Ayrıca İslamcı Kürtleri 2002'den beri iktisadi olarak abad ettiğinden içi rahattı, gözü arkada kalmıyordu.

Mesela Güneydoğu'da şehir merkezlerinin adeta yerle yeksan olduğu hendek operasyonlarından sadece bir yıl sonra yapılan Anayasa Referandumu'nun sonuçları Tayyip'e olan desteğin artarak sürdüğünü göstermişti.

2018'deki Cumhurbaşkanlığı seçimlerinde de her iki kişiden birinin oyunu almıştı.

İslamcı Kürtler, kargadan başka kuş, Tayyip'ten gayrı "Başkan" tanımıyordu.

Ez cümle o dönemde böyle bir riski göze alması için ortada hayati bir sebep yoktu.

Yavaş yavaş sığınmacı kozunu da kullanmaya başlamıştı. Avrupa Birliği'nin fazla ses çıkaramayacağını biliyordu.

Ancak şimdi hem içeride hem dışarıda şartlar büyük ölçüde farklılaştı.

Memleket sosyal ve iktisadi açıdan tam bir buhran içinde. Cümleten bir cinnet halindeyiz.

Dışarısı da farklı değil.

İsrail'in Hamas ve Hizbullah'la yürüttüğü savaş sebebiyle Ortadoğu adeta yangın yerine döndü. ABD, nihai hedefi olan İran'da bu kez etnik gruplar üzerinden rejimi değiştirme planları yapıyor.

Suriye'nin kuzeydoğusundaki terör yapılanmasını her geçen gün daha fazla tahkim ediyor.

Burada, açılım için düğmeye basıldığı anda inisiyatifin hızla ve tamamen ABD'nin eline geçeçeğinden kimse şüphe duymasın.

Atlantik'in öte yanındaki oyun kurucuların, Ortadoğu'da kendini göstermeye başlayan siyasi boşlukları, Kürtler üzerinden kurguladığı ve Kürtlerin önemli bir aktör olarak yer alacağı yeni bir stratejiyle doldurmak istediği sır değil.

Uzun zamandır zaten bunun planlamaları yapılıyor.

Yani üç vakte kadar, PKK/PYD'nin, Barzani familyası ile birlikte İranlı Kürtleri rejime karşı ayaklandırmaya çalışırken görürsek şaşırmayalım.
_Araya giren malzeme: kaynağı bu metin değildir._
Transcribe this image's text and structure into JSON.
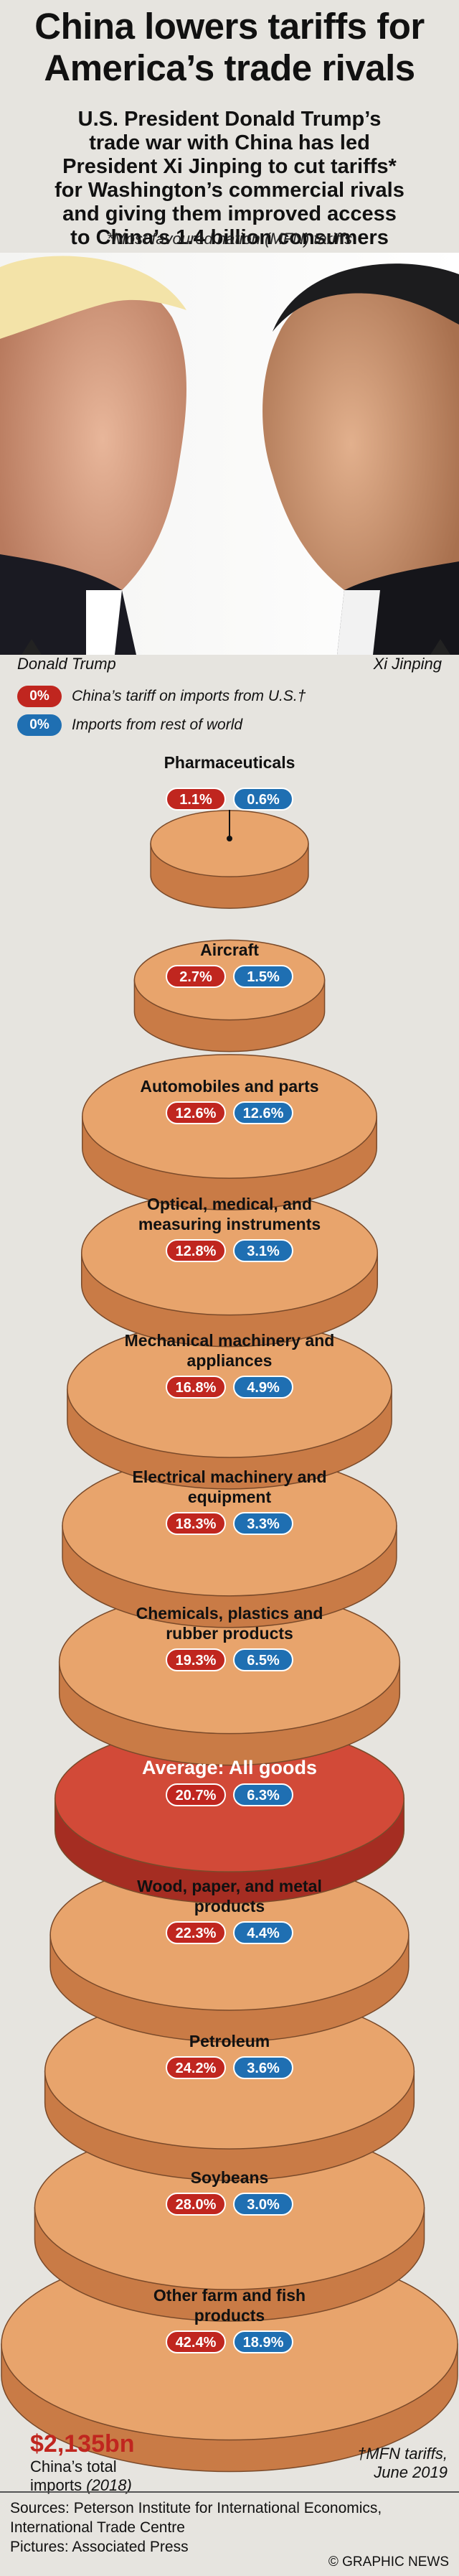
{
  "header": {
    "title_line1": "China lowers tariffs for",
    "title_line2": "America’s trade rivals",
    "subtitle_lines": [
      "U.S. President Donald Trump’s",
      "trade war with China has led",
      "President Xi Jinping to cut tariffs*",
      "for Washington’s commercial rivals",
      "and giving them improved access",
      "to China’s 1.4 billion consumers"
    ],
    "footnote": "*Most favoured nation (MFN) tariffs"
  },
  "photos": {
    "left_name": "Donald Trump",
    "right_name": "Xi Jinping"
  },
  "legend": [
    {
      "swatch": "0%",
      "label": "China’s tariff on imports from U.S.†",
      "color": "#c0261f"
    },
    {
      "swatch": "0%",
      "label": "Imports from rest of world",
      "color": "#1f6fb2"
    }
  ],
  "colors": {
    "disc_face": "#e8a46c",
    "disc_side": "#c97b46",
    "disc_outline": "#7a4a2a",
    "avg_face": "#d24a38",
    "avg_side": "#a52d22",
    "us_pill": "#c0261f",
    "row_pill": "#1f6fb2"
  },
  "chart_data": {
    "type": "table",
    "title": "China lowers tariffs for America’s trade rivals",
    "columns": [
      "China’s tariff on imports from U.S.†",
      "Imports from rest of world"
    ],
    "unit": "%",
    "rows": [
      {
        "category": "Pharmaceuticals",
        "us": 1.1,
        "row": 0.6,
        "us_label": "1.1%",
        "row_label": "0.6%"
      },
      {
        "category": "Aircraft",
        "us": 2.7,
        "row": 1.5,
        "us_label": "2.7%",
        "row_label": "1.5%"
      },
      {
        "category": "Automobiles and parts",
        "us": 12.6,
        "row": 12.6,
        "us_label": "12.6%",
        "row_label": "12.6%"
      },
      {
        "category": "Optical, medical, and measuring instruments",
        "us": 12.8,
        "row": 3.1,
        "us_label": "12.8%",
        "row_label": "3.1%"
      },
      {
        "category": "Mechanical machinery and appliances",
        "us": 16.8,
        "row": 4.9,
        "us_label": "16.8%",
        "row_label": "4.9%"
      },
      {
        "category": "Electrical machinery and equipment",
        "us": 18.3,
        "row": 3.3,
        "us_label": "18.3%",
        "row_label": "3.3%"
      },
      {
        "category": "Chemicals, plastics and rubber products",
        "us": 19.3,
        "row": 6.5,
        "us_label": "19.3%",
        "row_label": "6.5%"
      },
      {
        "category": "Average: All goods",
        "us": 20.7,
        "row": 6.3,
        "us_label": "20.7%",
        "row_label": "6.3%",
        "highlight": true
      },
      {
        "category": "Wood, paper, and metal products",
        "us": 22.3,
        "row": 4.4,
        "us_label": "22.3%",
        "row_label": "4.4%"
      },
      {
        "category": "Petroleum",
        "us": 24.2,
        "row": 3.6,
        "us_label": "24.2%",
        "row_label": "3.6%"
      },
      {
        "category": "Soybeans",
        "us": 28.0,
        "row": 3.0,
        "us_label": "28.0%",
        "row_label": "3.0%"
      },
      {
        "category": "Other farm and fish products",
        "us": 42.4,
        "row": 18.9,
        "us_label": "42.4%",
        "row_label": "18.9%"
      }
    ]
  },
  "totals": {
    "value": "$2,135bn",
    "label_line1": "China’s total",
    "label_line2": "imports",
    "label_year": "(2018)"
  },
  "mfn_note": {
    "line1": "†MFN tariffs,",
    "line2": "June 2019"
  },
  "footer": {
    "sources_line1": "Sources:  Peterson Institute for International Economics,",
    "sources_line2": "International Trade Centre",
    "pictures": "Pictures: Associated Press",
    "brand": "© GRAPHIC NEWS"
  }
}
ABD'nin desteğiyle yelkenlerini şişirmiş Kürt siyasi hareketinin kapsama alanına Türkiye'yi de alacağını görmemek için ya kör ya da zır cahil olmak gerekir.

Tayyip, bunun muhtemel etkilerine karşı ön almak için açılım filan diyerek örgütü kendi ekseninde tutmak istiyor olabilir mi? Şimdi Ankara'nın derin mahvillerinde bu tartışılıyor.

Ama eğer zatı alilerinde böylesine kuvvetli bir dış siyaset öngörüsü olsaydı, memleket bugün Ortadoğu bataklığında debelenmiyor olurdu, diyelim ve devam edelim.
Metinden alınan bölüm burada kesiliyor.